Continuity and Duty

Legitimacy Foundations — Paper II

This paper examines systems that occupy a direct gatekeeping position between a person and basic survival conditions. Specifically, services that include electricity, water, and gas—commonly referred to as utilities—which are necessary for heat, sanitation, food preparation, and basic bodily safety.

In these domains, service is not optional.

Utilities are frequently delivered by private or quasi-private entities operating within market structures. Yet they are not treated as ordinary consumer goods. Withdrawal of service is regulated rather than automatic. Disconnection typically requires advance notice and is constrained under specific conditions such as extreme weather, declared emergencies, or documented medical risk.

These constraints do not arise from generosity or policy preference. They arise from recognition of harm. Once a system is positioned between a human being and a survival necessity, withdrawal is no longer treated as a neutral market outcome.

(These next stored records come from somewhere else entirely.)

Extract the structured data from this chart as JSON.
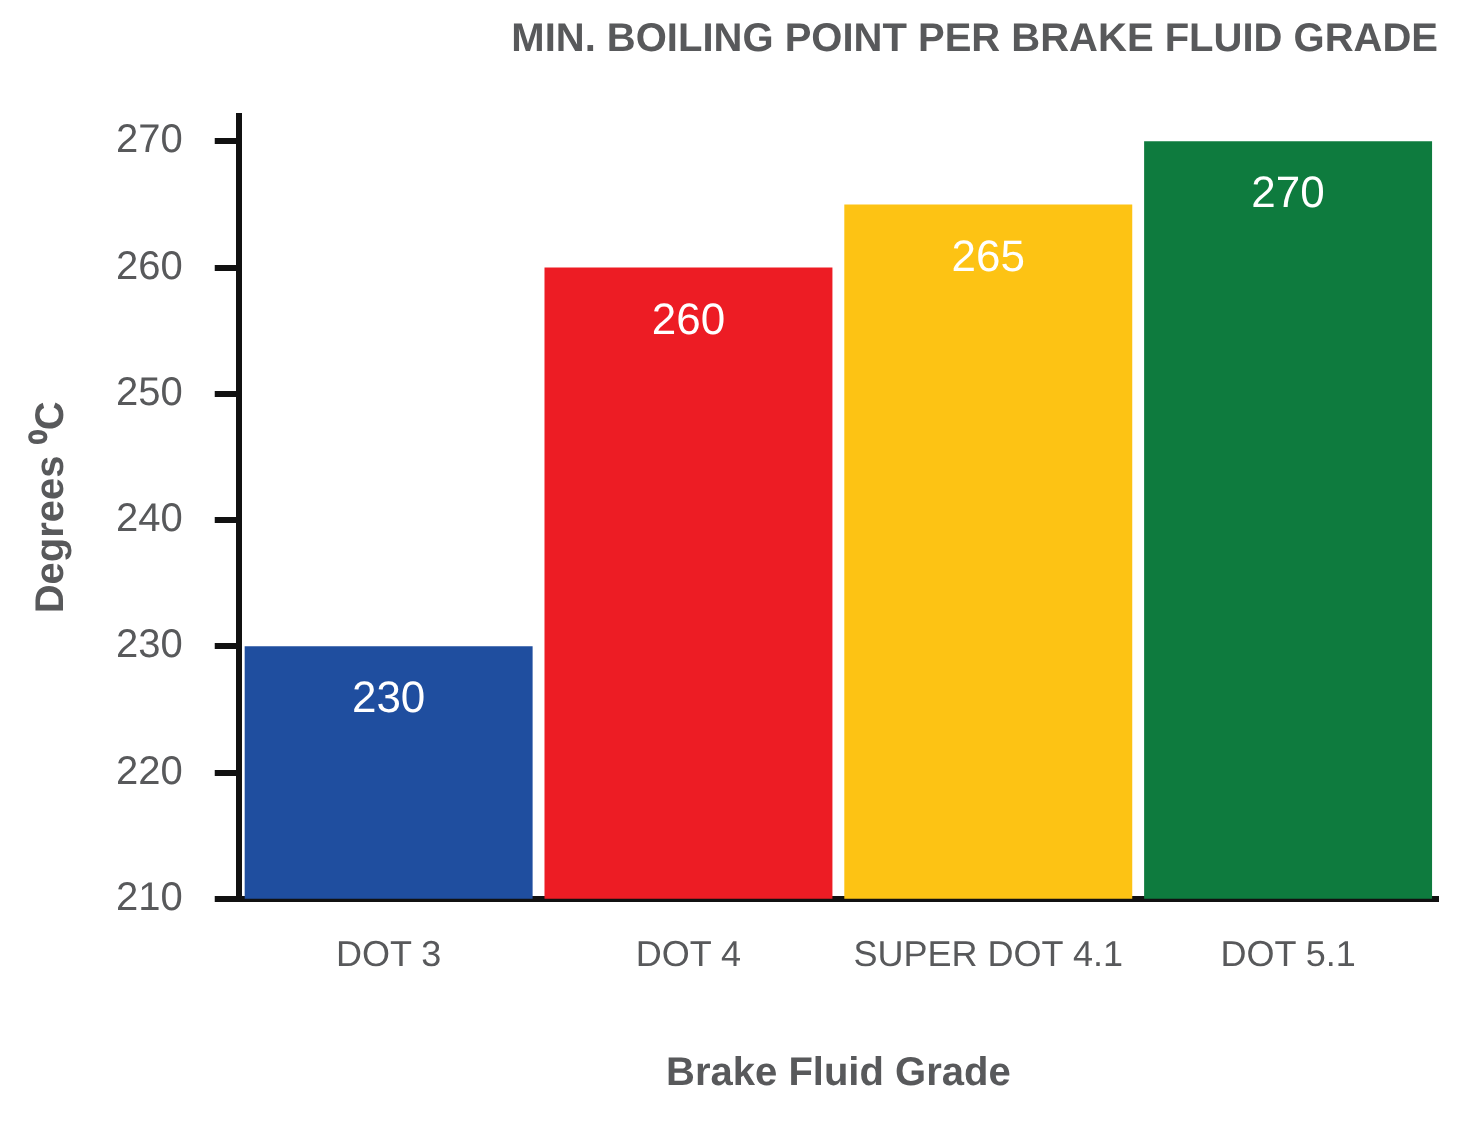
{
  "chart_data": {
    "type": "bar",
    "title": "MIN. BOILING POINT PER BRAKE FLUID GRADE",
    "xlabel": "Brake Fluid Grade",
    "ylabel": "Degrees ⁰C",
    "categories": [
      "DOT 3",
      "DOT 4",
      "SUPER DOT 4.1",
      "DOT 5.1"
    ],
    "values": [
      230,
      260,
      265,
      270
    ],
    "colors": [
      "#1f4e9f",
      "#ed1c24",
      "#fdc314",
      "#0e7b3e"
    ],
    "ylim": [
      210,
      272
    ],
    "yticks": [
      210,
      220,
      230,
      240,
      250,
      260,
      270
    ],
    "grid": false,
    "legend": false,
    "data_labels": true
  }
}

It doesn’t matter who’s providing the service. What matters is whether they control access to something a person needs to survive. If someone can’t realistically get around that control, then cutting them off causes predictable harm.

The law does not protect utilities because they are inherently special goods. It protects them because the loss of heat or water under ordinary conditions predictably produces bodily harm.

When someone loses housing, healthcare, or food, the result is predictable: exposure, untreated illness, and physical breakdown. The body doesn’t sort harm by legal category.

The law is drawing a line. In some places it steps in to keep people alive. In others, it lets the market decide.

That’s it.

There’s a weak point here—a contradiction the system already knows how to recognize. I’m here to point to it clearly enough that it can’t be unseen.